Apache Spark has proven an efficient and accessible platform for distributed computation. In some areas, it almost approaches the Holy Grail of making parallelization “automagic” — something we human programmers appreciate precisely because we are rarely good at it.
Nonetheless, although it is easy to get something to run on Spark, it is not always easy to tell whether it's running optimally, nor — if we get a sense that something isn't right — how to fix it.
For example, a classic Spark puzzler is the batch job that runs the same code on the same sort of cluster and similar data night after night … but every so often it seems to take much longer to finish. What could be going on?
In this article, I am going to show how to identify some common Spark issues the easy way: by looking at a particularly informative graphical report that is built into the Spark Web UI. The Web UI Stage Detail view is my go-to page for tuning and troubleshooting, and is also one of the most information-dense spots in the whole UI.
Let's briefly describe a “stage” and how to find the relevant UI screen. Then we'll look at the data in each part of that page.
In Apache Spark execution terminology, operations that physically move data in order to produce some result are called “jobs.” Some jobs are triggered by user API calls (so-called “Action” APIs, such as “.count” to count records). Other jobs live behind the scenes and are implicitly triggered — e.g., data schema inference requires Spark to physically inspect some data, hence it requires a job of its own.
Jobs are decomposed into “stages” by separating where a shuffle is required. The shuffle is essential to the “reduce” part of the parallel computation — it is the part that is not fully parallel but where we must, in general, move data in order to complete the current phase of computation. For example, to sort a distributed set of numbers, it's not enough to locally sort partitions of the data … sooner or later we need to impose a global ordering and that requires comparisons of data records from all over the cluster, necessitating a shuffle.
So, Spark's stages represent segments of work that run from data input (or data read from a previous shuffle) through a set of operations called tasks — one task per data partition — all the way to a data output or a write into a subsequent shuffle.
Start by opening a browser to the Spark Web UI.
Unless you already know the precise details of jobs and stages running on your Spark cluster, it's probably useful to navigate via the “Jobs” tab at the top of the UI, which provides a clear drill-down by job (rather than the “Stages” tab, which lists all stages but doesn't clearly distinguish them by job).
From the “Jobs” tab, you can locate the job you're interested in, and click its “Description” link to get to the Job Detail view, which lists all of the stages in your job, along with some useful stats.
We get to our final destination by clicking on a stage's “Description” link.
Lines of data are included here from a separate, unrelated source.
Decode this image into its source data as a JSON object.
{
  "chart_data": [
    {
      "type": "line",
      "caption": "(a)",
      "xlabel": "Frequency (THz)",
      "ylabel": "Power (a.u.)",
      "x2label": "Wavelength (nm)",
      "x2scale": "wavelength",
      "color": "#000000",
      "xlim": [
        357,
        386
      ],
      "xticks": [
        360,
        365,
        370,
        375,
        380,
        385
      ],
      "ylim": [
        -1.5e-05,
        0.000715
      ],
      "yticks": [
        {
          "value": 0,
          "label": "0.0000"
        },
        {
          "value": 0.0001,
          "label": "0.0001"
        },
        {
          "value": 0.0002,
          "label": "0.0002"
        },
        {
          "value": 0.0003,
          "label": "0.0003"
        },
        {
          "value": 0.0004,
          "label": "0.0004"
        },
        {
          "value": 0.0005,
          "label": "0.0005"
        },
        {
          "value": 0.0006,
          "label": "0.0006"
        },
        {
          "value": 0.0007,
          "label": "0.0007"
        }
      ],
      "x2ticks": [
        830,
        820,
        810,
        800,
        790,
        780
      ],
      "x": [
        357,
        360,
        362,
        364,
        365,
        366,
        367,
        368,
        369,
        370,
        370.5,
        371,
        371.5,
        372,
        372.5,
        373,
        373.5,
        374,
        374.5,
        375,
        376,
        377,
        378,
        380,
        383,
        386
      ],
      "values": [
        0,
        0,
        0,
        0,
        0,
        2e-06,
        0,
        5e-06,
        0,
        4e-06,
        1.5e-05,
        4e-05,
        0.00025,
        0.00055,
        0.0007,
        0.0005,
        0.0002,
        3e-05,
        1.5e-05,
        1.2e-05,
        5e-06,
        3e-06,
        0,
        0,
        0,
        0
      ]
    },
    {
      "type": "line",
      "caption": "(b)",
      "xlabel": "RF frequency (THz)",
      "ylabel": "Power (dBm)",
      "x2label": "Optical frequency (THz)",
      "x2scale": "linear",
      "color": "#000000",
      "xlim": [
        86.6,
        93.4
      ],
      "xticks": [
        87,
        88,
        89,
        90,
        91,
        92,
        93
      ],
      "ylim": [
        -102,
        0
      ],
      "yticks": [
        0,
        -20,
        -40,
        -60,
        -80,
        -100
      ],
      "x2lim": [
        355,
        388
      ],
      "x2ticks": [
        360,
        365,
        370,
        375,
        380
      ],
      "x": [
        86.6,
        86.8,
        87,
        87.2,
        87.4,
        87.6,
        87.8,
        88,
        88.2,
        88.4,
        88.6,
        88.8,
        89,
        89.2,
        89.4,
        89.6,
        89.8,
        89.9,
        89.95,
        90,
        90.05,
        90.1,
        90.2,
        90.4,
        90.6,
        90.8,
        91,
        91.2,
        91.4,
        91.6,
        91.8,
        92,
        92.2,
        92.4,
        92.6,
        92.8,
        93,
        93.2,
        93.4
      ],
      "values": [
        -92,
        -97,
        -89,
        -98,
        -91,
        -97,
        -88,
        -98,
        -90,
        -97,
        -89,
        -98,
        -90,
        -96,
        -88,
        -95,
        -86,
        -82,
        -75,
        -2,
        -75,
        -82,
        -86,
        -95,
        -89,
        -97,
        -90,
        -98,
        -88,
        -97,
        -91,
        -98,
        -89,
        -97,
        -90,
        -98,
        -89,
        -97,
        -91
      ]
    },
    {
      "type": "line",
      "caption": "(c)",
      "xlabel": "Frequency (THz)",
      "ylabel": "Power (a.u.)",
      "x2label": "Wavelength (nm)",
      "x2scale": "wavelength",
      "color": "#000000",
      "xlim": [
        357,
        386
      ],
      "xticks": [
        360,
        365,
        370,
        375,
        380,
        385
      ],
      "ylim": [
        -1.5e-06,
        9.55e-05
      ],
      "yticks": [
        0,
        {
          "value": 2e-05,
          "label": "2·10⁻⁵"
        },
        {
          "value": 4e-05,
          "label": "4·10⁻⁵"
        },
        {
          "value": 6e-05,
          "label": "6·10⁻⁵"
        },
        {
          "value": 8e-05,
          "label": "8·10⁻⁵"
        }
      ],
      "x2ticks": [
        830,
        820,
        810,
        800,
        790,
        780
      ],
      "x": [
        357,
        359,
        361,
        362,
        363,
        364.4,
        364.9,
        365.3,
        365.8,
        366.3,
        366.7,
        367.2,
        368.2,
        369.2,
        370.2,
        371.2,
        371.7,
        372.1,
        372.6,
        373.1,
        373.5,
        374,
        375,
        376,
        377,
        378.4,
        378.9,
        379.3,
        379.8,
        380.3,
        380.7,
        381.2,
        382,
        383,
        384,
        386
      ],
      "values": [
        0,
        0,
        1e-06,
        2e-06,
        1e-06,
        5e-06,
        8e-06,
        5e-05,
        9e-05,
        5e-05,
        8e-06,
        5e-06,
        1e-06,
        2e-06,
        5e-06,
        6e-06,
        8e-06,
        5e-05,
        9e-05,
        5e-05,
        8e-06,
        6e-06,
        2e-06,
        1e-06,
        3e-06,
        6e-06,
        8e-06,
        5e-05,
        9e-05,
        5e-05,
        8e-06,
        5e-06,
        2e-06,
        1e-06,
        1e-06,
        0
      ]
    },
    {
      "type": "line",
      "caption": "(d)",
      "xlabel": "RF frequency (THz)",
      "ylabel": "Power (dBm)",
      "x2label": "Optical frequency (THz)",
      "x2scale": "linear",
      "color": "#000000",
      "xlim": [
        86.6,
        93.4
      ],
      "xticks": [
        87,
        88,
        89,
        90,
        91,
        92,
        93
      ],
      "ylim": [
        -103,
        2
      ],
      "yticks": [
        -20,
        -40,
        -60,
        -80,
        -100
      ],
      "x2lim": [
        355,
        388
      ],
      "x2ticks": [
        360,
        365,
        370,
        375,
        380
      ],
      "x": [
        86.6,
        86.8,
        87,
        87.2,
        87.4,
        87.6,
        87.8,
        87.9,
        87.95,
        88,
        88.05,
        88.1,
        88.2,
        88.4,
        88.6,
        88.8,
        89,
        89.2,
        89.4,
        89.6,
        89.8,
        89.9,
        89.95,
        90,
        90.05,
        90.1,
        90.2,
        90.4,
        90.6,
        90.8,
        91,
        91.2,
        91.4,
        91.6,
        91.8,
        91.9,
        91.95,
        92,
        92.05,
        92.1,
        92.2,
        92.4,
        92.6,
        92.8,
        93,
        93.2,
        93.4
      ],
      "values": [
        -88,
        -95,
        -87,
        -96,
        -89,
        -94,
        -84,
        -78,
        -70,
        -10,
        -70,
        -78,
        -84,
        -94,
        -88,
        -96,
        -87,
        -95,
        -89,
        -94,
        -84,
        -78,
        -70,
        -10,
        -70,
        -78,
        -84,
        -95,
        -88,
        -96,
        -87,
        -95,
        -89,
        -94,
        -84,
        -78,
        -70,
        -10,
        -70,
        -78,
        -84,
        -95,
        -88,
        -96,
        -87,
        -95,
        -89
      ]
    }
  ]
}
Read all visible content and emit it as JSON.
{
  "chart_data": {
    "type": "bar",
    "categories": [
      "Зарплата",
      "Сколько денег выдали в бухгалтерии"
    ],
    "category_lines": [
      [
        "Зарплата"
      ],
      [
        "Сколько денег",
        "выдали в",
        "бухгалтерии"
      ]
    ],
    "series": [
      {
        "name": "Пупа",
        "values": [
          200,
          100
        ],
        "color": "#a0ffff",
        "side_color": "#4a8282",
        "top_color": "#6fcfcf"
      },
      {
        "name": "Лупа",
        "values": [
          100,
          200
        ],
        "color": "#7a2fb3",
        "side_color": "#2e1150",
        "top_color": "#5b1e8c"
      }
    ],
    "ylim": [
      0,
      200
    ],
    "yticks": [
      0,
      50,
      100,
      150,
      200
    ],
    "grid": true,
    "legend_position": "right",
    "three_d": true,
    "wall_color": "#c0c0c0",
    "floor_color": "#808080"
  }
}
This link leads to the Stage Detail view, which is the report we're analyzing today.
We'll look at major parts of this report, proceeding from top to bottom on the page.
One of my favorite parts of the Stage Detail view is initially hidden behind the “Event Timeline” dropdown. Click that dropdown link to get a large, colored timeline graph showing each of the tasks in the stage, plotted by start time (horizontally) and grouped by executor (vertically).
Within each task's colored bar — representing time — the full duration is further broken down via colored segments to show how the time was spent.
There is exactly one colored bar per task, so we can see how many tasks there are, and get a feel for whether there are too many or too few tasks. Since tasks are one-to-one with data partitions, this really helps us answer the question: How many partitions should I have?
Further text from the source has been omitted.